Wie oben beschrieben können Biozide über verschiedene Wege ausgetragen werden. Die daraus entstehenden Gefahren für die Umwelt sind vielseitig und hängen von den Austragsungswegen ab:
Ausgewaschene Biozide können direkt am unteren Ende der Fassade mit dem Niederschlagswasser in die Böden entlang der Häuser eingetragen werden und unter Umständen bis ins Grundwasser vordringen. Wenn das biozidbelastete Wasser, z. B. aus den Fassaden, in technische Anlagen zur Niederschlagsversickerung (Mulden, Mulden-Rigolen, Rigolen) eingeleitet wird, können auf gleichem Wege auch die Biozide transportiert werden (Hensen et al., 2018). Problematisch ist es, wenn die Sickerpassage oder Vorbehandlung der Anlage nicht ausreicht, um die Biozide vor einem Transport bis ins Grundwasser zurückzuhalten (Bork et al., 2021).

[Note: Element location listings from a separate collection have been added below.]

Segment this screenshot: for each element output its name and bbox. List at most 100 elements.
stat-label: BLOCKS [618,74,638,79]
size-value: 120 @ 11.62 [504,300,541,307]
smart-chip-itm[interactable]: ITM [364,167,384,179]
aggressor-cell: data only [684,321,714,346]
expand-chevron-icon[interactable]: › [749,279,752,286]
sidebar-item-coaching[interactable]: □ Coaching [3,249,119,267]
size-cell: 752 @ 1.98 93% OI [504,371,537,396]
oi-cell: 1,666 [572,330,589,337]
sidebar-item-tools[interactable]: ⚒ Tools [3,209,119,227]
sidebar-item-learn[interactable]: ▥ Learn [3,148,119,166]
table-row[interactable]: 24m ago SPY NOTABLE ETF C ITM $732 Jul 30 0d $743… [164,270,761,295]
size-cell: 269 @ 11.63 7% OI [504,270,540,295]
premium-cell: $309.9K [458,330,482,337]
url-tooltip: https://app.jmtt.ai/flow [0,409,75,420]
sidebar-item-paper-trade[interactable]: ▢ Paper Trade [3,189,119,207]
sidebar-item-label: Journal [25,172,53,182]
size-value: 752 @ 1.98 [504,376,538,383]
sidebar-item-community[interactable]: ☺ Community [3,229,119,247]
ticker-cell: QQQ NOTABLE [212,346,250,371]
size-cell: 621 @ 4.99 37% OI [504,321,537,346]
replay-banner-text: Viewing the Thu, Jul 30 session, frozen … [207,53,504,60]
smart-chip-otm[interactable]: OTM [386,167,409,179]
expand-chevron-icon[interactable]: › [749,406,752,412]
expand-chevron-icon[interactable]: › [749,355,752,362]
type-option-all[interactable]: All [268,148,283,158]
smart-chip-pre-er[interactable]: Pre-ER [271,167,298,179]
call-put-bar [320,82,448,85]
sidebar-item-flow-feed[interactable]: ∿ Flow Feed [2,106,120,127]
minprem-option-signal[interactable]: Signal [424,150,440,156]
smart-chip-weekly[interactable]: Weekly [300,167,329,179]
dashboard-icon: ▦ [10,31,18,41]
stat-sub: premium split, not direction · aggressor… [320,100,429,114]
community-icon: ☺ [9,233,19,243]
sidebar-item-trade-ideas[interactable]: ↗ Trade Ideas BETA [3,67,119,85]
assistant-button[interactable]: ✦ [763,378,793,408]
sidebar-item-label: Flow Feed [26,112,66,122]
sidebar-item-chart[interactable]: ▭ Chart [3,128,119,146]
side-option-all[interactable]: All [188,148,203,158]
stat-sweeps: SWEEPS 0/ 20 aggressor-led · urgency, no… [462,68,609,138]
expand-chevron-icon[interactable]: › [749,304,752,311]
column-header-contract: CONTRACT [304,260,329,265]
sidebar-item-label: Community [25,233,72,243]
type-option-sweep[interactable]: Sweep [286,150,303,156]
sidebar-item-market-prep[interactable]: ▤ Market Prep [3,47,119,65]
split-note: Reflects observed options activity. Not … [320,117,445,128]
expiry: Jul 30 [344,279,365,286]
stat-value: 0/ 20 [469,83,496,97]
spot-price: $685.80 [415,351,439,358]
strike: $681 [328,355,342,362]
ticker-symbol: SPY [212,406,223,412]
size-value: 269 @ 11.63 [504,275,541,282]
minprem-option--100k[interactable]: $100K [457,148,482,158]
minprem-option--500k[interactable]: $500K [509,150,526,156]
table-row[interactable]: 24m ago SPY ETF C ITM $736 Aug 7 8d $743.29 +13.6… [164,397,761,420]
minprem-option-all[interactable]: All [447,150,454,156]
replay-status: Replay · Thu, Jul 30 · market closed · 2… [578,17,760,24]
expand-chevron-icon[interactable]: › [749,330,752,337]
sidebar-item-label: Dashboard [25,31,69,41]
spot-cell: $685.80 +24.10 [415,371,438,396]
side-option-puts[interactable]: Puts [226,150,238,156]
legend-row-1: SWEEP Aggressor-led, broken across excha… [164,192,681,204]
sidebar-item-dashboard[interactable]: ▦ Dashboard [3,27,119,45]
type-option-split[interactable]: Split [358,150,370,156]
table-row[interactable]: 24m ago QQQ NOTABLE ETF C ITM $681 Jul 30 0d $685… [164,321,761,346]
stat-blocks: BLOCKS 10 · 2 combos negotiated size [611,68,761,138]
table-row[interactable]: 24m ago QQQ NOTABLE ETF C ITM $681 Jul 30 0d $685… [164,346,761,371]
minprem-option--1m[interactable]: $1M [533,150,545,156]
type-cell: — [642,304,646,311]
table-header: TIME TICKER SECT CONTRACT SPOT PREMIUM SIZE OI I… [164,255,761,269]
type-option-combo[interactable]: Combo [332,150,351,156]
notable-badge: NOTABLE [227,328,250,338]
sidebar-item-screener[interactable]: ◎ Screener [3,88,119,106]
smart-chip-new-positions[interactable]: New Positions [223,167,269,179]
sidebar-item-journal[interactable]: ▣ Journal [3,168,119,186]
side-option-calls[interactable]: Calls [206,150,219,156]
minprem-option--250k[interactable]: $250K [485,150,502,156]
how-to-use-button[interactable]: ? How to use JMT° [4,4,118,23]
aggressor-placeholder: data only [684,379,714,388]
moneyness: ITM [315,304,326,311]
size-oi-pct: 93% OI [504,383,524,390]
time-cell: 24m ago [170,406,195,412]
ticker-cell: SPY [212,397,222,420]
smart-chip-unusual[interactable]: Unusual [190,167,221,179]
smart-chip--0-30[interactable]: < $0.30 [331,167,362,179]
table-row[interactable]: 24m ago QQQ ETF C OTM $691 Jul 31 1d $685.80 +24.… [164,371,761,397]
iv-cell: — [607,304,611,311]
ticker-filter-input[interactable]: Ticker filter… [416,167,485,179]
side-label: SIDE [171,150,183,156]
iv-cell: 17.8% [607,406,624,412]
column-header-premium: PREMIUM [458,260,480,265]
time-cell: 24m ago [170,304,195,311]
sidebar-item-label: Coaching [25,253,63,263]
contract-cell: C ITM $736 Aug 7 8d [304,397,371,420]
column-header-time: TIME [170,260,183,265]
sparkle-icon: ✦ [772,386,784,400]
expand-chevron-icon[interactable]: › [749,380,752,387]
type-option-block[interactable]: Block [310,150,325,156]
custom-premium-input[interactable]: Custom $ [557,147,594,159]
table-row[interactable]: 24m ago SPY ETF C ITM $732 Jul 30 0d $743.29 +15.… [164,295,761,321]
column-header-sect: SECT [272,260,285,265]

Eintragspfade in die Oberflächengewässer entstehen bei Trennkanalisation mit Einleitung des Niederschlagswassers aber auch bei Einleitungen von Kläranlagen ohne vierte Reinigungsstufe, die in der Regel nicht in der Lage sind, das gesamte Spektrum an Bioziden in ausreichendem Maße zurückzuhalten.